Patch maps composed of ordered arrays of patches can be difficult to visualize because adjacent patches end up being displayed using identical or nearly-identical colors. This utility will randomize the patch IDs, so that the map will be easier to visualize. The patch map used must be stored in CSV format.
This utility will generate the sum or mean values, taken over all individuals, for Data Probe event output files. This is useful because Data Probe event output includes a separate row for each individual, and users will often want to summarize this information for each time step. Since the number of individuals will typically change each time step (and replicate), computing these sums and means in a spreadsheet can be awkward. To use the utility, users need only pass the Data Probe output CSV file, and one of the strings: 'sum' or 'mean'.

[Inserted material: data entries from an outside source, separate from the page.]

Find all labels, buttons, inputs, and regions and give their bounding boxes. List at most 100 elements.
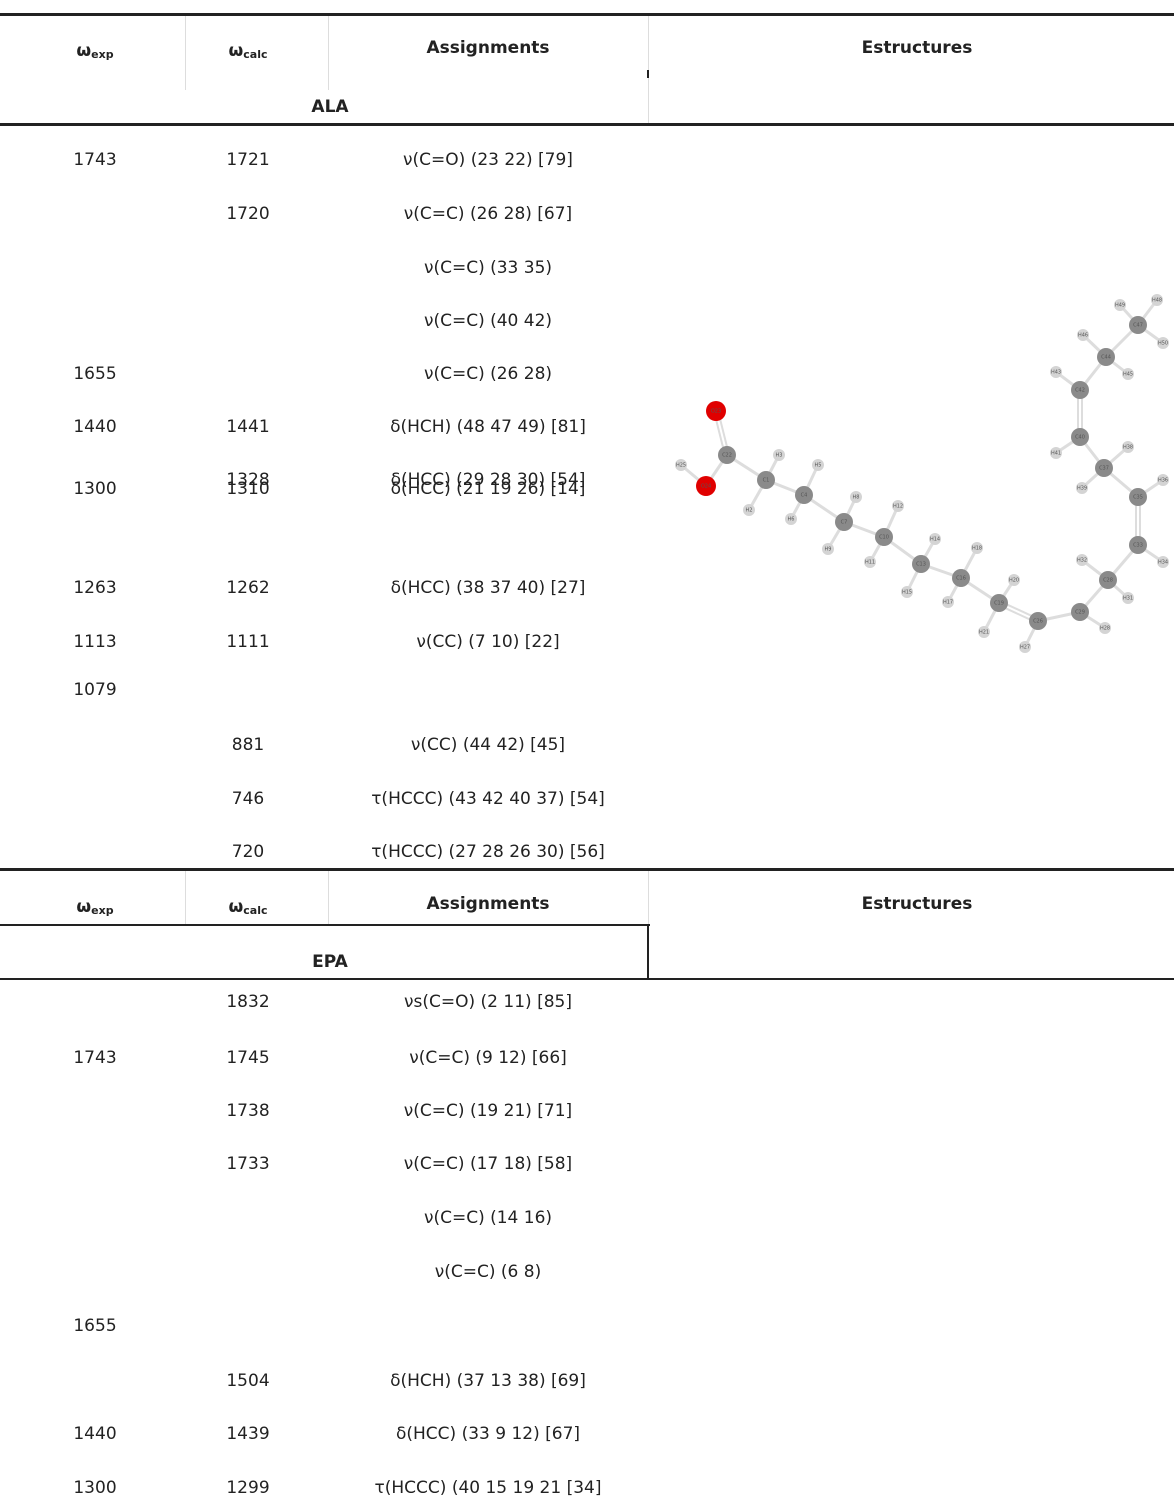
cell: 746 bbox=[232, 789, 264, 809]
atom-label: C47 bbox=[1133, 323, 1143, 329]
cell: ν(CC) (44 42) [45] bbox=[411, 735, 565, 755]
atom-label: C22 bbox=[722, 453, 732, 459]
atom-label: C33 bbox=[1133, 543, 1143, 549]
atom-label: H3 bbox=[776, 453, 783, 459]
atom-label: C44 bbox=[1101, 355, 1111, 361]
cell: 1300 bbox=[73, 479, 116, 499]
column-header: ωcalc bbox=[228, 897, 267, 917]
atom-label: H36 bbox=[1158, 478, 1168, 484]
atom-label: H14 bbox=[930, 537, 940, 543]
cell: ν(C=O) (23 22) [79] bbox=[403, 150, 573, 170]
cell: 1504 bbox=[226, 1371, 269, 1391]
atom-label: H46 bbox=[1078, 333, 1088, 339]
cell: δ(HCC) (38 37 40) [27] bbox=[391, 578, 586, 598]
cell: 1832 bbox=[226, 992, 269, 1012]
page: O23C22H25O24C1H3H2C4H5H6C7H8H9C10H12H11C… bbox=[0, 0, 1174, 1499]
atom-label: H39 bbox=[1077, 486, 1087, 492]
cell: ν(C=C) (17 18) [58] bbox=[404, 1154, 572, 1174]
cell: 1111 bbox=[226, 632, 269, 652]
atom-label: H25 bbox=[676, 463, 686, 469]
cell: 1743 bbox=[73, 1048, 116, 1068]
symbol: ω bbox=[76, 897, 91, 917]
atom-label: C37 bbox=[1099, 466, 1109, 472]
atom-label: C35 bbox=[1133, 495, 1143, 501]
atom-label: H50 bbox=[1158, 341, 1168, 347]
cell: 1655 bbox=[73, 1316, 116, 1336]
atom-label: H21 bbox=[979, 630, 989, 636]
cell: ν(C=C) (26 28) [67] bbox=[404, 204, 572, 224]
column-header: Assignments bbox=[426, 38, 549, 58]
column-header: Estructures bbox=[862, 894, 973, 914]
cell: 1439 bbox=[226, 1424, 269, 1444]
atom-label: C1 bbox=[763, 478, 770, 484]
atom-label: H38 bbox=[1123, 445, 1133, 451]
cell: 1300 bbox=[73, 1478, 116, 1498]
atom-label: C26 bbox=[1033, 619, 1043, 625]
cell: ν(C=C) (9 12) [66] bbox=[409, 1048, 567, 1068]
atom-label: C10 bbox=[879, 535, 889, 541]
atom-label: H41 bbox=[1051, 451, 1061, 457]
cell: νs(C=O) (2 11) [85] bbox=[404, 992, 572, 1012]
cell: 1743 bbox=[73, 150, 116, 170]
symbol: ω bbox=[228, 897, 243, 917]
cell: 1263 bbox=[73, 578, 116, 598]
cell: ν(C=C) (26 28) bbox=[424, 364, 552, 384]
atom-label: H12 bbox=[893, 504, 903, 510]
cell: δ(HCC) (21 19 26) [14] bbox=[391, 479, 586, 499]
atom-label: H49 bbox=[1115, 303, 1125, 309]
atom-label: C42 bbox=[1075, 388, 1085, 394]
cell: 720 bbox=[232, 842, 264, 862]
atom-label: C19 bbox=[994, 601, 1004, 607]
atom-label: H9 bbox=[825, 547, 832, 553]
cell: 1299 bbox=[226, 1478, 269, 1498]
cell: 1262 bbox=[226, 578, 269, 598]
cell: 1440 bbox=[73, 417, 116, 437]
cell: ν(C=C) (19 21) [71] bbox=[404, 1101, 572, 1121]
column-header: Assignments bbox=[426, 894, 549, 914]
atom-label: H32 bbox=[1077, 558, 1087, 564]
atom-label: O24 bbox=[701, 484, 711, 490]
cell: δ(HCH) (37 13 38) [69] bbox=[390, 1371, 586, 1391]
atom-label: C16 bbox=[956, 576, 966, 582]
section-label: EPA bbox=[312, 952, 348, 972]
column-header: Estructures bbox=[862, 38, 973, 58]
atom-label: H17 bbox=[943, 600, 953, 606]
column-header: ωcalc bbox=[228, 41, 267, 61]
cell: 1079 bbox=[73, 680, 116, 700]
atom-label: C29 bbox=[1075, 610, 1085, 616]
atom-label: H5 bbox=[815, 463, 822, 469]
atom-label: H6 bbox=[788, 517, 795, 523]
cell: 1738 bbox=[226, 1101, 269, 1121]
subscript: calc bbox=[243, 48, 267, 61]
subscript: calc bbox=[243, 904, 267, 917]
atom-label: H27 bbox=[1020, 645, 1030, 651]
cell: ν(C=C) (33 35) bbox=[424, 258, 552, 278]
cell: τ(HCCC) (27 28 26 30) [56] bbox=[371, 842, 605, 862]
molecule: O23C22H25O24C1H3H2C4H5H6C7H8H9C10H12H11C… bbox=[0, 0, 1174, 1499]
atom-label: H45 bbox=[1123, 372, 1133, 378]
cell: δ(HCC) (33 9 12) [67] bbox=[396, 1424, 580, 1444]
cell: 1310 bbox=[226, 479, 269, 499]
atom-label: H34 bbox=[1158, 560, 1168, 566]
cell: 1720 bbox=[226, 204, 269, 224]
cell: τ(HCCC) (43 42 40 37) [54] bbox=[371, 789, 605, 809]
cell: ν(CC) (7 10) [22] bbox=[416, 632, 559, 652]
cell: ν(C=C) (14 16) bbox=[424, 1208, 552, 1228]
atom-label: C40 bbox=[1075, 435, 1085, 441]
cell: 1721 bbox=[226, 150, 269, 170]
subscript: exp bbox=[91, 904, 113, 917]
cell: ν(C=C) (6 8) bbox=[435, 1262, 541, 1282]
atom-label: H18 bbox=[972, 546, 982, 552]
cell: 1441 bbox=[226, 417, 269, 437]
cell: 1745 bbox=[226, 1048, 269, 1068]
atom-label: C13 bbox=[916, 562, 926, 568]
cell: 1655 bbox=[73, 364, 116, 384]
atom-label: H2 bbox=[746, 508, 753, 514]
cell: 1440 bbox=[73, 1424, 116, 1444]
cell: 881 bbox=[232, 735, 264, 755]
atom-label: H15 bbox=[902, 590, 912, 596]
cell: τ(HCCC) (40 15 19 21 [34] bbox=[375, 1478, 602, 1498]
symbol: ω bbox=[228, 41, 243, 61]
atom-label: H28 bbox=[1100, 626, 1110, 632]
atom-label: O23 bbox=[711, 409, 721, 415]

This utility reads a HexSim Hexmap (HXN) file, and converts the content to a comma-separated variable format. This type of conversion can be performed efficiently within HexSim, but if the content of many Hexmaps need to be processed at the same time, then using an external routine like this can greatly reduce the effort involved. And this utility could be modified to read multiple Hexmaps and merge their content into a single custom image. The resulting CSV file could then be imported into HexSim, or converted to a raster file using the Display Spatial Data tool.
This utility will generate a few useful statistics from a concatenation of HexSim Census event output files. Users will often run multiple replicates of the same simulation, and then want to obtain means, or other metrics from the collection of replicates. This utility simplifies that task. First, users must collect the Census event output files into one CSV file containing a single header line. The Unix 'cat' command is ideal for this (but it will produce a file with multiple header lines). The concatenated file is passed to the utility along with the number of the column that the statistics should be generated for (the first column is numbered 1, not 0). The utility will write out the minimum, mean, maximum, number of zeros, and P(0) values for each time step, corresponding to the selected data column. P(0) here refers to the probability of extinction.